Kromann Jimmy C, Christensen Anders S, Cui Qiang, Jensen Jan H
Department of Chemistry, University of Copenhagen , Copenhagen , Denmark.
Department of Chemistry, University of Wisconsin-Madison , Madison, WI , United States.
PeerJ. 2016 May 3;4:e1994. doi: 10.7717/peerj.1994. eCollection 2016.
We have collected computed barrier heights and reaction energies (and associated model structures) for five enzymes from studies published by Himo and co-workers. Using this data, obtained at the B3LYP/6- 311+G(2d,2p)[LANL2DZ]//B3LYP/6-31G(d,p) level of theory, we then benchmark PM6, PM7, PM7-TS, and DFTB3 and discuss the influence of system size, bulk solvation, and geometry re-optimization on the error. The mean absolute differences (MADs) observed for these five enzyme model systems are similar to those observed for PM6 and PM7 for smaller systems (10-15 kcal/mol), while DFTB results in a MAD that is significantly lower (6 kcal/mol). The MADs for PMx and DFTB3 are each dominated by large errors for a single system and if the system is disregarded the MADs fall to 4-5 kcal/mol. Overall, results for the condensed phase are neither more or less accurate relative to B3LYP than those in the gas phase. With the exception of PM7-TS, the MAD for small and large structural models are very similar, with a maximum deviation of 3 kcal/mol for PM6. Geometry optimization with PM6 shows that for one system this method predicts a different mechanism compared to B3LYP/6-31G(d,p). For the remaining systems, geometry optimization of the large structural model increases the MAD relative to single points, by 2.5 and 1.8 kcal/mol for barriers and reaction energies. For the small structural model, the corresponding MADs decrease by 0.4 and 1.2 kcal/mol, respectively. However, despite these small changes, significant changes in the structures are observed for some systems, such as proton transfer and hydrogen bonding rearrangements. The paper represents the first step in the process of creating a benchmark set of barriers computed for systems that are relatively large and representative of enzymatic reactions, a considerable challenge for any one research group but possible through a concerted effort by the community. We end by outlining steps needed to expand and improve the data set and how other researchers can contribute to the process.
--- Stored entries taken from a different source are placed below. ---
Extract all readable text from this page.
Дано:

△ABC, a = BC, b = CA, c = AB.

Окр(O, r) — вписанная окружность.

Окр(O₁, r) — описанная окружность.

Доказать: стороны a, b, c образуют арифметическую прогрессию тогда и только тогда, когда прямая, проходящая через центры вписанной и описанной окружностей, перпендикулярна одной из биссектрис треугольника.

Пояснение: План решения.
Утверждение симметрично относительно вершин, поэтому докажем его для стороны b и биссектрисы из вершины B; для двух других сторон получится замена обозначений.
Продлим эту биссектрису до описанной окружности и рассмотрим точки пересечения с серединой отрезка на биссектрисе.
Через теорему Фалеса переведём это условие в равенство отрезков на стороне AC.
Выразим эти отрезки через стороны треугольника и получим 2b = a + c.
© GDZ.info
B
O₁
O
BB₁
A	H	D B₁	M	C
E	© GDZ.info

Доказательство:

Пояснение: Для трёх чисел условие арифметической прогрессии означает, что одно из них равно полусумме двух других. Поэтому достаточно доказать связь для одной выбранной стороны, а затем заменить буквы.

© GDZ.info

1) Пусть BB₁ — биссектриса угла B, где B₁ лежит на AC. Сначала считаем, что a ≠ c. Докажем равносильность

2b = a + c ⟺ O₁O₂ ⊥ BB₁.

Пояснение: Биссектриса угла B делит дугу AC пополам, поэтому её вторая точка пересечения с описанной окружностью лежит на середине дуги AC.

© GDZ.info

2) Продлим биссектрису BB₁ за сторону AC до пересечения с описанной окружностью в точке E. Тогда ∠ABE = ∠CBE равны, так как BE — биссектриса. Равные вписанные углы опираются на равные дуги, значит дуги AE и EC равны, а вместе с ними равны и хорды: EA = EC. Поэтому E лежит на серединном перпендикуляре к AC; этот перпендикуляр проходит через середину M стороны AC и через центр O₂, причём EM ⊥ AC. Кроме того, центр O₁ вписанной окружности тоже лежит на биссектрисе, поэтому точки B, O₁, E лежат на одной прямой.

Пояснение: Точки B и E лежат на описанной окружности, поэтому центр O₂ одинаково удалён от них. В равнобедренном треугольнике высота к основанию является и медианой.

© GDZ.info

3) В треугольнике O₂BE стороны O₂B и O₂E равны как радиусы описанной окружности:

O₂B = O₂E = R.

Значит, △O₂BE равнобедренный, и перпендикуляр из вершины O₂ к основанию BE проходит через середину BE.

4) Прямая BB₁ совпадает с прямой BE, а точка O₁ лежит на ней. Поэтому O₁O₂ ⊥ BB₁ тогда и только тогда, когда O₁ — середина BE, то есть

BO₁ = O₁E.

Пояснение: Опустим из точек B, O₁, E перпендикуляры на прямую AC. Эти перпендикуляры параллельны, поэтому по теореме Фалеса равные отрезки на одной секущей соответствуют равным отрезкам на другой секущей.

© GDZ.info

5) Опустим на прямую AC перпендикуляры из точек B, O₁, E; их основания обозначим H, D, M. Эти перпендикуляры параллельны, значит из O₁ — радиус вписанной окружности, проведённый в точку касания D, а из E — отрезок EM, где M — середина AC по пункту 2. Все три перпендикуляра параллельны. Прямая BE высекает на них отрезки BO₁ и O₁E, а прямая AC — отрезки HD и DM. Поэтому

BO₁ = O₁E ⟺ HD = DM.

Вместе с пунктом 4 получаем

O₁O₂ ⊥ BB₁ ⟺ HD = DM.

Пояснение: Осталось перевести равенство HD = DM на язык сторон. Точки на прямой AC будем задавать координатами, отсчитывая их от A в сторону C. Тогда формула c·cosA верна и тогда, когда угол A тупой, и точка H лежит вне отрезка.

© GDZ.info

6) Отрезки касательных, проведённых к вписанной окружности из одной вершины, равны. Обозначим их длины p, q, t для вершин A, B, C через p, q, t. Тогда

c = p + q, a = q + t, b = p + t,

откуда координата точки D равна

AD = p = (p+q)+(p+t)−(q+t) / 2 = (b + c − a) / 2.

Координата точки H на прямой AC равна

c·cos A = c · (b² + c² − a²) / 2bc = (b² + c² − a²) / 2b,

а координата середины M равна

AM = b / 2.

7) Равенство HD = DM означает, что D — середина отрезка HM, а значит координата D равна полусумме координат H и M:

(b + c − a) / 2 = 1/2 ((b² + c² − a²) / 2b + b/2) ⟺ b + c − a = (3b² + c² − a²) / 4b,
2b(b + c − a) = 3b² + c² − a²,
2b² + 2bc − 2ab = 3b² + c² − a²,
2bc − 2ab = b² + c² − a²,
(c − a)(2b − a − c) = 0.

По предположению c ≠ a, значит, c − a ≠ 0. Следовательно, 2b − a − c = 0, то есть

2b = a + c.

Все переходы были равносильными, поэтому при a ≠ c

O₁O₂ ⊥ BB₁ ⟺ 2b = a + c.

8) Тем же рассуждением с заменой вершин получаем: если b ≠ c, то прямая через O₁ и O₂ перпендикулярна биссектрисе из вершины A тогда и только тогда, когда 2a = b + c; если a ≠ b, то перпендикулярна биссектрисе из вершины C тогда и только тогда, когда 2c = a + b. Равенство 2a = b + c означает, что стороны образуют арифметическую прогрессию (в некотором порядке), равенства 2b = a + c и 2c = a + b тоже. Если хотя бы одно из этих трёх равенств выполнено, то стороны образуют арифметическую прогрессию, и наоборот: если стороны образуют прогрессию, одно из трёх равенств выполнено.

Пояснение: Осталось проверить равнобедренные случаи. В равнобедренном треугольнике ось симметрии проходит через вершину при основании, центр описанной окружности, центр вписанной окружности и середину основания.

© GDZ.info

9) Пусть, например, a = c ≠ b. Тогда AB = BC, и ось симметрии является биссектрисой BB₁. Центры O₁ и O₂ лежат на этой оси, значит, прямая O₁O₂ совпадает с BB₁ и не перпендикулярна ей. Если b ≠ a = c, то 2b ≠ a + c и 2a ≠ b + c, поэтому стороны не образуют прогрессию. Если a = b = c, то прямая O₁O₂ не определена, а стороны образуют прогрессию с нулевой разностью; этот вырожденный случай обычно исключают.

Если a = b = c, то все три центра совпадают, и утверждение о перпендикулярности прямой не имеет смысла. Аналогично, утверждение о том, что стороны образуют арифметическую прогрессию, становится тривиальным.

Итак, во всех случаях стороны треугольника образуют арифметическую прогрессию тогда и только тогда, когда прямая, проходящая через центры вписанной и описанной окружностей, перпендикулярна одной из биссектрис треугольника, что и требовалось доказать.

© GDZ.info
我们从希莫及其同事发表的研究中收集了五种酶的计算势垒高度和反应能量(以及相关的模型结构)。利用在B3LYP/6 - 311+G(2d,2p)[LANL2DZ]//B3LYP/6 - 31G(d,p)理论水平下获得的数据,我们随后对PM6、PM7、PM7 - TS和DFTB3进行了基准测试,并讨论了体系大小、整体溶剂化和几何结构重新优化对误差的影响。在这五个酶模型体系中观察到的平均绝对差值(MAD)与在较小体系(10 - 15千卡/摩尔)中PM6和PM7观察到的相似,而DFTB的MAD显著更低(6千卡/摩尔)。PMx和DFTB3的MAD均由单个体系的大误差主导,如果忽略该体系,MAD降至4 - 5千卡/摩尔。总体而言,凝聚相的结果相对于B3LYP而言,在气相中既没有更准确也没有更不准确。除了PM7 - TS,小结构模型和大结构模型的MAD非常相似,PM6的最大偏差为3千卡/摩尔。用PM6进行几何结构优化表明,对于一个体系,该方法预测的机理与B3LYP/6 - 31G(d,p)不同。对于其余体系,大结构模型的几何结构优化使相对于单点计算的MAD在势垒和反应能量方面分别增加了2.5和1.8千卡/摩尔。对于小结构模型,相应的MAD分别降低了0.4和1.2千卡/摩尔。然而,尽管有这些小的变化,但在一些体系中仍观察到结构的显著变化,如质子转移和氢键重排。本文代表了为相对较大且代表酶促反应的体系创建计算势垒基准集过程的第一步,这对任何一个研究小组来说都是一项相当大的挑战,但通过社区的共同努力是可能的。我们最后概述了扩展和改进数据集所需的步骤以及其他研究人员如何为该过程做出贡献。